È inverno, e quasi tutti gli orsi sono in letargo. A dicembre qualche esemplare ancora sveglio si è avventurato tra alcuni meleti al limitare del bosco, alla ricerca delle mele rimaste al suolo dopo la raccolta – li hanno scoperti quando hanno trovato le recinzioni anti-ungulati danneggiate. Le due femmine con radiocollare, F7 e F89, sono in ibernazione assieme ai loro piccoli, che ormai hanno quasi un anno. F7 si è addormentata sul monte Gazza, davanti alla valle dei Laghi, già dalla seconda metà di novembre. F89 invece si è sistemata in alta val di Sole, sinistra orografica, nella seconda metà di dicembre. Ora riposa, in attesa della primavera [8.1].

Un simbolico falò

A Caoria, frazione di Canal San Bovo, valle del Vanoi, la sera del 31 dicembre si è tenuta la tradizionale fiaccolata di fine anno. Al rientro in paese è stato dato alle fiamme «il vecchio orso», simbolo del 2025 ormai agli sgoccioli. In paese ancora ricordano la mitica caccia all’orso dell’anno 1840. Uno degli uomini che vi prese parte, Francesco Loss, detto Vicenzon, ne uscì vivo per miracolo. Ma rimase storpio e gibboso per tutta la vita [31.12].
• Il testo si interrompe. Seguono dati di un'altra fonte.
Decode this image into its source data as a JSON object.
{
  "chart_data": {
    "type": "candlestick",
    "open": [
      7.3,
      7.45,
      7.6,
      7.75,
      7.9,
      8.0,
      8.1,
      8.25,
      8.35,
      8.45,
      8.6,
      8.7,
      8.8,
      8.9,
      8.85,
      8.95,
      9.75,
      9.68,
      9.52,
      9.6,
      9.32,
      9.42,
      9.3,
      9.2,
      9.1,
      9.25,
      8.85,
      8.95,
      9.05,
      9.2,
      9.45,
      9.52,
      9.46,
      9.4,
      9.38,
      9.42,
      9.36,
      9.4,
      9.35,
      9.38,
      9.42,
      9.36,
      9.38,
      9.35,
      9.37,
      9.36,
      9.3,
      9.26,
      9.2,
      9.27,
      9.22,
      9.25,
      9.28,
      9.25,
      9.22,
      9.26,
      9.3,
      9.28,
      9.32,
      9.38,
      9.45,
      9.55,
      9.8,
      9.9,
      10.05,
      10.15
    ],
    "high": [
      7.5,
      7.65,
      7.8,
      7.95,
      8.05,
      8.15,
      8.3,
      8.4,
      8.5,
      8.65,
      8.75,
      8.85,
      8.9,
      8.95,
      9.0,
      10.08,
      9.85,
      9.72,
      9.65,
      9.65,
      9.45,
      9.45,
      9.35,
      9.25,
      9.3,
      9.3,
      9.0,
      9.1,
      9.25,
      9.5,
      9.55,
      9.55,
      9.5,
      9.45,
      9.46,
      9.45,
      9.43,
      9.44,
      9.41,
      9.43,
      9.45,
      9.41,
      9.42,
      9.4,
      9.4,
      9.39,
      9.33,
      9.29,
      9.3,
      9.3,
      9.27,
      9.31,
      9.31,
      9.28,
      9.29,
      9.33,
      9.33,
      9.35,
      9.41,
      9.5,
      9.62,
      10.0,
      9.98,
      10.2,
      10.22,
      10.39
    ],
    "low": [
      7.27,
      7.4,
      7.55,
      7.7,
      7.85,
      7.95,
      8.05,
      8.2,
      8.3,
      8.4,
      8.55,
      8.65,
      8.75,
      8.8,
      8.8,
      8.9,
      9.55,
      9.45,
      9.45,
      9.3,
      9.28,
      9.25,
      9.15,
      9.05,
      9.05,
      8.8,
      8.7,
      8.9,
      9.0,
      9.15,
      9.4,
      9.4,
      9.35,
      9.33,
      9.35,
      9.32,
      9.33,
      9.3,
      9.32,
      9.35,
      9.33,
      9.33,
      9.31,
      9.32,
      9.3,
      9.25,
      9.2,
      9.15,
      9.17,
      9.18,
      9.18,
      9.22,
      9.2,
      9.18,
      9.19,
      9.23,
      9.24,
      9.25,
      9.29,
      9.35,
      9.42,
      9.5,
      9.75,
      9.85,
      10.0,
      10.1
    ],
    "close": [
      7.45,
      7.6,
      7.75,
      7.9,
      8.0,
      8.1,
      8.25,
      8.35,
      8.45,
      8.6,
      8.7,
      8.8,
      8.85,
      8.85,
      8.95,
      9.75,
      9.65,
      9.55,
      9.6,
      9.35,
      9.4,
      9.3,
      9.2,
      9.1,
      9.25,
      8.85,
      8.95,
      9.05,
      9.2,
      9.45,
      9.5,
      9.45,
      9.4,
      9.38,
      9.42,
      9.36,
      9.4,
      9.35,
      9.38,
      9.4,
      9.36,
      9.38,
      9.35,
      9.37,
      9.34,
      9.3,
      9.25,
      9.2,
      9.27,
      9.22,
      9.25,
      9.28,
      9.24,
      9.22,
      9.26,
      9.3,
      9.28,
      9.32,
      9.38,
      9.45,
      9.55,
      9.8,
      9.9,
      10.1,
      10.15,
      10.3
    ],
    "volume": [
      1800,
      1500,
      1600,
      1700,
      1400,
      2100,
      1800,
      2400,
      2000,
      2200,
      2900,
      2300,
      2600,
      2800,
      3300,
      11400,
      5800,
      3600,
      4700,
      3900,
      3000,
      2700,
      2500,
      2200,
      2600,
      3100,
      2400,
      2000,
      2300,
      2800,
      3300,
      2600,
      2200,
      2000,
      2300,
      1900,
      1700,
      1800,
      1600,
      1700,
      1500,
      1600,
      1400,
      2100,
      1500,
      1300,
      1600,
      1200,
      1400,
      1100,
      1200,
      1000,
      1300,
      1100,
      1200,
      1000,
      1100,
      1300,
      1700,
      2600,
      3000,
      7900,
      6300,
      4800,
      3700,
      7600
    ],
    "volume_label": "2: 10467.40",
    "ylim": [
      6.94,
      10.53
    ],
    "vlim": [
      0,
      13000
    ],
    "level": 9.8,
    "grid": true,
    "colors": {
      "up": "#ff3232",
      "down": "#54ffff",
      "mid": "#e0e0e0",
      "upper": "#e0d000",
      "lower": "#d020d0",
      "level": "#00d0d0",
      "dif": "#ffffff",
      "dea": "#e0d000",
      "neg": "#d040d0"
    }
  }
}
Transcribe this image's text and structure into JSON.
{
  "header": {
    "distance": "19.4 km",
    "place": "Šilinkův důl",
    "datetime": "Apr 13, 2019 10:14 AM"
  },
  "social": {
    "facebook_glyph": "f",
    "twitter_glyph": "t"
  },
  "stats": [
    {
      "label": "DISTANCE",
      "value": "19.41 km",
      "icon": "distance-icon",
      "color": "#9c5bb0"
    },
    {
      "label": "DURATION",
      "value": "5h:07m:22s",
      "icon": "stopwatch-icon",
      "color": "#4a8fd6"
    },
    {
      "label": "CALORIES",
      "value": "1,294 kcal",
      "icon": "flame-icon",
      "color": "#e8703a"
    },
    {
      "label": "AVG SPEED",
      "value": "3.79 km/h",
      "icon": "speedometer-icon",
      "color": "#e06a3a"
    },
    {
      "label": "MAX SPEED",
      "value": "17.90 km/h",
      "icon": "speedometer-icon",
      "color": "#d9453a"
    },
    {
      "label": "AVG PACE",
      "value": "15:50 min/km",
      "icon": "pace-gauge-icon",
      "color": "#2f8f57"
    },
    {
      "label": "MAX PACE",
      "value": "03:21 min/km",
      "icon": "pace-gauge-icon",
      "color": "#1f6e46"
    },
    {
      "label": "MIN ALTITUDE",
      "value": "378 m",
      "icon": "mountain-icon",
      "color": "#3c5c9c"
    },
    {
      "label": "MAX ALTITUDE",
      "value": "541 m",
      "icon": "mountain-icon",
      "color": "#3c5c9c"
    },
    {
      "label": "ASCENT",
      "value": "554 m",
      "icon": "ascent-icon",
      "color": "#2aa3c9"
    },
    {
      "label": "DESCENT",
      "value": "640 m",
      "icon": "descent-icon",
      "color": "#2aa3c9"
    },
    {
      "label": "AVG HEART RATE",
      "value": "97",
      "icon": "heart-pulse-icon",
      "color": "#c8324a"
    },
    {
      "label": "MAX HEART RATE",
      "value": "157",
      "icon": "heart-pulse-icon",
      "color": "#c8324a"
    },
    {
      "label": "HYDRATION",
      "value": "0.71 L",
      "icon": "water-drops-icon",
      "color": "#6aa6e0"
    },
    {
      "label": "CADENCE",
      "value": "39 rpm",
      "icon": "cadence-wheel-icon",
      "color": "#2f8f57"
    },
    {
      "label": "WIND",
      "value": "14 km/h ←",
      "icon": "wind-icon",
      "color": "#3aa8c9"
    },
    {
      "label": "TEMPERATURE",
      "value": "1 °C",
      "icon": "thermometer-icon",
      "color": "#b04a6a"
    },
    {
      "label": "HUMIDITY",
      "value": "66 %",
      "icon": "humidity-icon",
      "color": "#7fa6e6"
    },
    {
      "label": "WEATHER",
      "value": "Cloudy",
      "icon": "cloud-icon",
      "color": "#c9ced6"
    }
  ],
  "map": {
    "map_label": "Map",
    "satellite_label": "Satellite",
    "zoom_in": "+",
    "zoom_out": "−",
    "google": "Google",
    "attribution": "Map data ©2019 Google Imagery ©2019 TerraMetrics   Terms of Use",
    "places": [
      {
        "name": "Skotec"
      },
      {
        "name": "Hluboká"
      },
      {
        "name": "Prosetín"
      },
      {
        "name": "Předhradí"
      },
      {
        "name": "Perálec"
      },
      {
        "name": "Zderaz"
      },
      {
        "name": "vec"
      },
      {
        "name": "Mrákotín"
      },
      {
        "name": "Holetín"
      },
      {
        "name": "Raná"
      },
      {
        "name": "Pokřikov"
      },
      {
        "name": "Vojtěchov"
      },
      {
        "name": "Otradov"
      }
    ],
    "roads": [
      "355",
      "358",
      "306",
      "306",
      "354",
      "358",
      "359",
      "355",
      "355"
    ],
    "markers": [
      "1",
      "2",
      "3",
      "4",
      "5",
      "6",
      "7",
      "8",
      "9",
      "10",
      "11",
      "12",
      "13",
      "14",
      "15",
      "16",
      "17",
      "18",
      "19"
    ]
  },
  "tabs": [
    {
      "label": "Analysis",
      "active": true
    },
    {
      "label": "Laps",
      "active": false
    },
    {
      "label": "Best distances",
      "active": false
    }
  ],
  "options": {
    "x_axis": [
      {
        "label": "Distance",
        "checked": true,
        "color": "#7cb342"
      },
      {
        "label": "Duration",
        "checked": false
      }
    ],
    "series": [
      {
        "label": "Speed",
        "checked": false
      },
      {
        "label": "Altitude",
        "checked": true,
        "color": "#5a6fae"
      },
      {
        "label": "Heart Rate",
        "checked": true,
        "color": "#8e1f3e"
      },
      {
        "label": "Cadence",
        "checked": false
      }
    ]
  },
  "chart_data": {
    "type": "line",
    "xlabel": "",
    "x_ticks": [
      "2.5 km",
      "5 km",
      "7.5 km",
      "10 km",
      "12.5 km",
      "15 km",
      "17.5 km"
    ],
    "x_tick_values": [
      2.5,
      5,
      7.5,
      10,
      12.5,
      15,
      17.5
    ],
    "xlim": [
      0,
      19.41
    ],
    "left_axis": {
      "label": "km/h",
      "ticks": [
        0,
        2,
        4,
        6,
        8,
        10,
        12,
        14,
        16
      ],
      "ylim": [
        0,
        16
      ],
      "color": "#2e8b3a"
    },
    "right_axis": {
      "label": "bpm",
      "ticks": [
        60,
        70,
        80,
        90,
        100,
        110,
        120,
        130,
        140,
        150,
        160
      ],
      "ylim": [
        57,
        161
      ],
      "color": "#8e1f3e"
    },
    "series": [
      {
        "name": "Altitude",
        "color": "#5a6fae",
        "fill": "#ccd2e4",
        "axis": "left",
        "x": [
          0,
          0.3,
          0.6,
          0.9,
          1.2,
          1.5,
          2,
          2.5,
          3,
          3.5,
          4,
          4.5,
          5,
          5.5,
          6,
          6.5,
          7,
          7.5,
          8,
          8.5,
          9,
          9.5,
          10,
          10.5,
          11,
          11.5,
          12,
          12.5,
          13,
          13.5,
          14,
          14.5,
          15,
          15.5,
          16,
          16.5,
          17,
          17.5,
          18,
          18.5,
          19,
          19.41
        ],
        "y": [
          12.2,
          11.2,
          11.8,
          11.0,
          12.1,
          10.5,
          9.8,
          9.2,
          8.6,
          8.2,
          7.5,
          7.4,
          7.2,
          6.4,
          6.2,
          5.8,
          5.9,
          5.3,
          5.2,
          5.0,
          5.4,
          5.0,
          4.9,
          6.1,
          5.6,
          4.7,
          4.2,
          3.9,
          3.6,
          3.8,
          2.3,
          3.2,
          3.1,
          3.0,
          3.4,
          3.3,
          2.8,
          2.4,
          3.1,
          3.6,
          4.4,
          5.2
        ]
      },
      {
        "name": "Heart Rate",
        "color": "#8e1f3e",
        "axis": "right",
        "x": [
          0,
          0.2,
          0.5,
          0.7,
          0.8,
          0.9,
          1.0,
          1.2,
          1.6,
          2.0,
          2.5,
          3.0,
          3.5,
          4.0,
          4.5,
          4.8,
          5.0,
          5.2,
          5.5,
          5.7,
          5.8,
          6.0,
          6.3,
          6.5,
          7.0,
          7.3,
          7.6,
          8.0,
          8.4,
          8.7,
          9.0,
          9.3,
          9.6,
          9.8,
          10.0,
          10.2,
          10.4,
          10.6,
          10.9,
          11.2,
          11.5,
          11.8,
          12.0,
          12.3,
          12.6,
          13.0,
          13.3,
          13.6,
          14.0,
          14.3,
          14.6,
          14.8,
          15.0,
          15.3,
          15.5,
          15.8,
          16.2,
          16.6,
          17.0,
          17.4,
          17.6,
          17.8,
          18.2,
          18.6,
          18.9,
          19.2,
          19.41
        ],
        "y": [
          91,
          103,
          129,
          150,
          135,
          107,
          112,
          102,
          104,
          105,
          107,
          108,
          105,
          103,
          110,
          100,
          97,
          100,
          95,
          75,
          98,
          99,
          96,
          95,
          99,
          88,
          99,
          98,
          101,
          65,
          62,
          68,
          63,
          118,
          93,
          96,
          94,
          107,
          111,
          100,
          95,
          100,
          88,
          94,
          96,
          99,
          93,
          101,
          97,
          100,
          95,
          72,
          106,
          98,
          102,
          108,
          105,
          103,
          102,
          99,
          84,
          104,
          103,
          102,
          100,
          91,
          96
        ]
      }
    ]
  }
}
Comitato Papi vs Provincia

Quattro giorni prima di Natale i rappresentanti del comitato «Insieme per Andrea Papi» hanno tenuto un’altra conferenza stampa in piazza Dante, a Trento, sotto il palazzo della Regione. Ancora una volta chiedono di essere ammessi al Tavolo Grandi Carnivori. Rivendicano, numeri alla mano, un consenso popolare maggiore a quello di tutti i partiti. E dicono: «Con la Provincia non ci sono contatti da mesi» [20.12]. Il 1° dicembre la Provincia aveva pubblicato un comunicato di precisazione dopo alcune dichiarazioni del Comitato definite «scorrette» e «fuorvianti». Dicono che, ad oggi, non sono emersi effetti negativi dovuti alla consanguineità né «sulla struttura fisica» né sul «comportamento» degli orsi. Che la Provincia negli ultimi vent’anni ha sempre fatto informazione corretta. E, soprattutto, che la scarsa accettazione sociale «non deriva dai presunti problemi indicati dal comitato» ma dal fatto che «una delle principali misure gestionali previste — la rimozione dei soggetti problematici — è stata negli anni fortemente ostacolata dai ricorsi giudiziari. Il mancato tempestivo intervento nei confronti degli individui più problematici ha determinato un aumento degli incidenti (KJ2 e JJ4 hanno attaccato due volte), la morte di una persona e lo sviluppo di comprensibili timori e polemiche nella popolazione».